International poverty relief charity Action Aid drew a line of independence against the Government when it declined to get involved in an initiative supporting its Millenium Development Goals.

“Part of our role is about holding the government to account” asserts Policy officer Tom Sharman. He says Action Aid rely mostly on voluntary income because they want to maintain a critical distance so that they can reprimand the Government if they feel they’re getting things wrong.

Third sector columnist Nick Seddon would approve. In his 2007 book Who Cares? How state funding and political activism change charity, argues that voluntary organisations receiving more than 70 per cent of their income from the state are de facto state agencies and should lose their charitable status.

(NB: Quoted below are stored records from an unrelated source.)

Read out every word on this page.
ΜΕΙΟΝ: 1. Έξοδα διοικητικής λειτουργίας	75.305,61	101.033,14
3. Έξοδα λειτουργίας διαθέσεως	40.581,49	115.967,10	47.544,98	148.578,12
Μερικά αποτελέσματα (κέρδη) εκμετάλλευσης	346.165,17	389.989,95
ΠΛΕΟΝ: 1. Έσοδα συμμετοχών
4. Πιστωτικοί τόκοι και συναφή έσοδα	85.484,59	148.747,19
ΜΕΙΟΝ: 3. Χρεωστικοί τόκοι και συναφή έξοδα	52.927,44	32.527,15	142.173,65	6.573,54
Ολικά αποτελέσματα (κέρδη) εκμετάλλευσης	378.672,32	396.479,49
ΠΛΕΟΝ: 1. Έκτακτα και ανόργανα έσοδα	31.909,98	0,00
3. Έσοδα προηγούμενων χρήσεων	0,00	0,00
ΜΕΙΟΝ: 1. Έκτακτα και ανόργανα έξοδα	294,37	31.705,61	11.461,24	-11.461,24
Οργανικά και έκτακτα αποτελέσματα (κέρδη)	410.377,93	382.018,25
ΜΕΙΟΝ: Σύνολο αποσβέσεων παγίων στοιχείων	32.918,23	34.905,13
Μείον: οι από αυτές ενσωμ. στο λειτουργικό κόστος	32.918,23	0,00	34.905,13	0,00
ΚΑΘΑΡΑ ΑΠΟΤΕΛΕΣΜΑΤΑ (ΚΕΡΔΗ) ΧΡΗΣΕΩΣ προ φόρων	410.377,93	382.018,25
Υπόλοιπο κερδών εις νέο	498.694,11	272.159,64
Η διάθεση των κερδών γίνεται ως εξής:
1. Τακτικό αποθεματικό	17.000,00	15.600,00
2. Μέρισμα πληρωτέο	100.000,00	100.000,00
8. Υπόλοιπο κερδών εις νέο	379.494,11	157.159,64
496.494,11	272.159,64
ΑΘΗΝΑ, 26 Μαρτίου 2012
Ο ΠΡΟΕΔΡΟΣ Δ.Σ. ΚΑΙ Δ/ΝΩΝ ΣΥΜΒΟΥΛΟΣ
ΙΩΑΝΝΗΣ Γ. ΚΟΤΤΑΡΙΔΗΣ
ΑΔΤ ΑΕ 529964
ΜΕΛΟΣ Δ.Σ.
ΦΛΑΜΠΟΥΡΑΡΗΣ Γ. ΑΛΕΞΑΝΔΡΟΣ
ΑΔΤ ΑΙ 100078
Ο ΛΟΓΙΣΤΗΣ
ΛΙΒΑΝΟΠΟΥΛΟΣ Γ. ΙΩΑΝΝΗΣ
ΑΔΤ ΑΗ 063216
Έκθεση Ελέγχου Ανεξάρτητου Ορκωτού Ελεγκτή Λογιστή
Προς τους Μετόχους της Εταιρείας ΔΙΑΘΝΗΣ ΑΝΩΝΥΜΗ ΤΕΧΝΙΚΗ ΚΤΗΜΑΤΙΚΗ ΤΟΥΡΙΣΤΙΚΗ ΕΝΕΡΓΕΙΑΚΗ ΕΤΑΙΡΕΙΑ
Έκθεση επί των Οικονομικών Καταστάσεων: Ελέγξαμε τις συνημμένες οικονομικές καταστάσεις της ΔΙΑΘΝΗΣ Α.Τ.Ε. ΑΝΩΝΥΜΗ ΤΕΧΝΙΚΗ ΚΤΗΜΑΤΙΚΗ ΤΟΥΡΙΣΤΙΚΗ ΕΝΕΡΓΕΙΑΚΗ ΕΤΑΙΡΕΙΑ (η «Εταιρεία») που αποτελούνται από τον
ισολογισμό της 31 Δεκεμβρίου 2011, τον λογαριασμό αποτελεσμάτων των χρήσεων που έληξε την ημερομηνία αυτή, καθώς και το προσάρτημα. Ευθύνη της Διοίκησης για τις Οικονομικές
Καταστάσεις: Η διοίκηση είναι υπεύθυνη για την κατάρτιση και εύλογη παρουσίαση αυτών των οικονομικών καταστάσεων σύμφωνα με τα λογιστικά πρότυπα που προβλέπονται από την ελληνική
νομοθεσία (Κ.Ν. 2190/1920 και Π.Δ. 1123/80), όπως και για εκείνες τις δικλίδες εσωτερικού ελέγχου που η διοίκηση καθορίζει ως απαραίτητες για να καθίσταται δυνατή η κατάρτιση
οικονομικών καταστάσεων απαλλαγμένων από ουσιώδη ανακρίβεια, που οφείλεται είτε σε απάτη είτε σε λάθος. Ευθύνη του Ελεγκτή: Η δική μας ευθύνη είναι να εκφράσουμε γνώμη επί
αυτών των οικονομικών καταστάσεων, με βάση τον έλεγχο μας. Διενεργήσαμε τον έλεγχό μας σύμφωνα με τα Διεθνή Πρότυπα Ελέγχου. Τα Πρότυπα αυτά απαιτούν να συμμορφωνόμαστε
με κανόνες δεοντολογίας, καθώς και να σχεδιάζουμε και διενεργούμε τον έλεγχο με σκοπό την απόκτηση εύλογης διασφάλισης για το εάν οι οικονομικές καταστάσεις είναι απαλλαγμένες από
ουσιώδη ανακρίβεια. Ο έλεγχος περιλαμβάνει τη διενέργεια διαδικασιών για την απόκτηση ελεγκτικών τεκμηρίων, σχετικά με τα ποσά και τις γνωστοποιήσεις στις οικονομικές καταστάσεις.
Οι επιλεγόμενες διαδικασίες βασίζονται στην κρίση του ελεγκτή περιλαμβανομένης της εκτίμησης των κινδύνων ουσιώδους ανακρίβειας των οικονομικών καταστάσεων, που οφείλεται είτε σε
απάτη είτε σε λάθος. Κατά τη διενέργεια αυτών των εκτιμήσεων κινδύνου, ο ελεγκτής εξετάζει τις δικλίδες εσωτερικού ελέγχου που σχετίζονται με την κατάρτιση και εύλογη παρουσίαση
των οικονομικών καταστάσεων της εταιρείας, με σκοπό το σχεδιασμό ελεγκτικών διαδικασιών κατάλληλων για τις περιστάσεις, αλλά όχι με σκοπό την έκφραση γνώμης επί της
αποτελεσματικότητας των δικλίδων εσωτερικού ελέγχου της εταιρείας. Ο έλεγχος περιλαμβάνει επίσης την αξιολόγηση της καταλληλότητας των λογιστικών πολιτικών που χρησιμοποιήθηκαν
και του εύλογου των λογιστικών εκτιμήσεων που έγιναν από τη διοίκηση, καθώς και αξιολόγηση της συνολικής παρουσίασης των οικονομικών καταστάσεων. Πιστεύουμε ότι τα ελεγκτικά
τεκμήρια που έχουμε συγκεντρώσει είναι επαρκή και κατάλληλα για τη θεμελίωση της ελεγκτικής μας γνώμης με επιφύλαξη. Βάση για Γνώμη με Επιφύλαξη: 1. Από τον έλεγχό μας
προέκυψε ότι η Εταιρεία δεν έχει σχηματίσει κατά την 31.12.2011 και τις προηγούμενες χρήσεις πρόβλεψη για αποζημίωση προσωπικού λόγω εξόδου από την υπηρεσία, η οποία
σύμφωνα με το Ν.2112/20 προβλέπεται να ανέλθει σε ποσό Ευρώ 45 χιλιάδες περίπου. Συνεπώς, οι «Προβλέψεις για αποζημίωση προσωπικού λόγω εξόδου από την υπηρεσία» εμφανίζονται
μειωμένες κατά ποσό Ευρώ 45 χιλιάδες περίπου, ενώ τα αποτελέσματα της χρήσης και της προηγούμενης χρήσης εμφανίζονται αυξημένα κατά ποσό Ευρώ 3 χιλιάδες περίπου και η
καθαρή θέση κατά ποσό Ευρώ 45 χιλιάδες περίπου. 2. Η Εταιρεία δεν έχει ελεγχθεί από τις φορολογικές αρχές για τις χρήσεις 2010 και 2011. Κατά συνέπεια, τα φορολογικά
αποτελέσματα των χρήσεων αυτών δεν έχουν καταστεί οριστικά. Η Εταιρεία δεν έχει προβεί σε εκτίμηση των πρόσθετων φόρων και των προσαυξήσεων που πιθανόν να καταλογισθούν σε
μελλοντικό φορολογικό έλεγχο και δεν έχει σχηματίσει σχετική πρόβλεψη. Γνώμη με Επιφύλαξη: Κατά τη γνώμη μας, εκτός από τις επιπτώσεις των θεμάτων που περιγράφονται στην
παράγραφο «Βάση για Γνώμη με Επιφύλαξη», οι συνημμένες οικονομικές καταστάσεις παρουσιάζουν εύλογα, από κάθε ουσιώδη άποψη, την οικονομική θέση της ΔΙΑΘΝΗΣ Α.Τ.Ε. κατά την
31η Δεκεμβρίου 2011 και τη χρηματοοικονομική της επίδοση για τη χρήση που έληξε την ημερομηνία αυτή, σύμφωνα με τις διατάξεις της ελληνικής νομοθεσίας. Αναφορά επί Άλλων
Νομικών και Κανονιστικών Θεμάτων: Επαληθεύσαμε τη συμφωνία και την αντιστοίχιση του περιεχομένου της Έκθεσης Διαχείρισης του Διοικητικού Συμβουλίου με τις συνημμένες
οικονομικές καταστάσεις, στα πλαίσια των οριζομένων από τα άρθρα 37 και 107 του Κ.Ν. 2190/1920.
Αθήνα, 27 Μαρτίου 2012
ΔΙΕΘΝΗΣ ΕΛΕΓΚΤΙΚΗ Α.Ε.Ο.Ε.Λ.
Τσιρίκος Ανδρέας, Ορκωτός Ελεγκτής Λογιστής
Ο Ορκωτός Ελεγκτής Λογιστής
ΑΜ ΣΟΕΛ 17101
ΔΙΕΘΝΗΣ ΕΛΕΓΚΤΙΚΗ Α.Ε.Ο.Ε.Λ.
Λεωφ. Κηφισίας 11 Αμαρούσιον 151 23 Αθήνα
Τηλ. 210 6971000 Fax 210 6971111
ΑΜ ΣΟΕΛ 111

“Would it change your perception as a giver if you knew [the UK’s largest social care charity] Turning Point got 99 per cent of it’s funding from the state? I feel that it must be the case that people would give less,” Mr Seddon asserts today.

“Is that the reason we’re giving less as a society? I don’t know. If you did a massive awareness poll, people know very little about it.”

Alison Wolf, professor of public sector management at King’s College London, recently led a Radio Four debate on the issue where Seddon was a guest. She believes that a society existing on nothing but the government and private companies is a “pretty odd idea in itself”.

“In the past if you didn’t give to people who were poor then it wasn’t going to happen. Now we’re aware of this vast welfare state and so psychologically we feel oh well, the government does everything let's leave it to do that as well.”

Professor Wolf thinks donors could be made to feel the value of their gifts is worth less. “If you knew that a charity is basically getting a vast amount of money from government, you think yours will be a drop in the ocean.”

Although the office of the Third Sector Minister Phil Hope said they would be happy to comment, they were not able to respond in the three weeks before this story went to press.

The growth in contracts has mostly benefited large charities with incomes of over £10m.

NCVO head of research Karl Wilding discloses there are “well known problems” about the length of contracts (they're too short), the time frame for renewal of those contracts and about being clear when grants are more appropriate.

He adds: “We are in the long term shifting from funding the sector through grants and donations to financing the sector. We’re thinking more about types of resources such as loan finance.”

“People fund the issues they’re interested in or governments fund whatever the political priorities of the day are and that doesn’t always coincide with the areas where funding is most required.”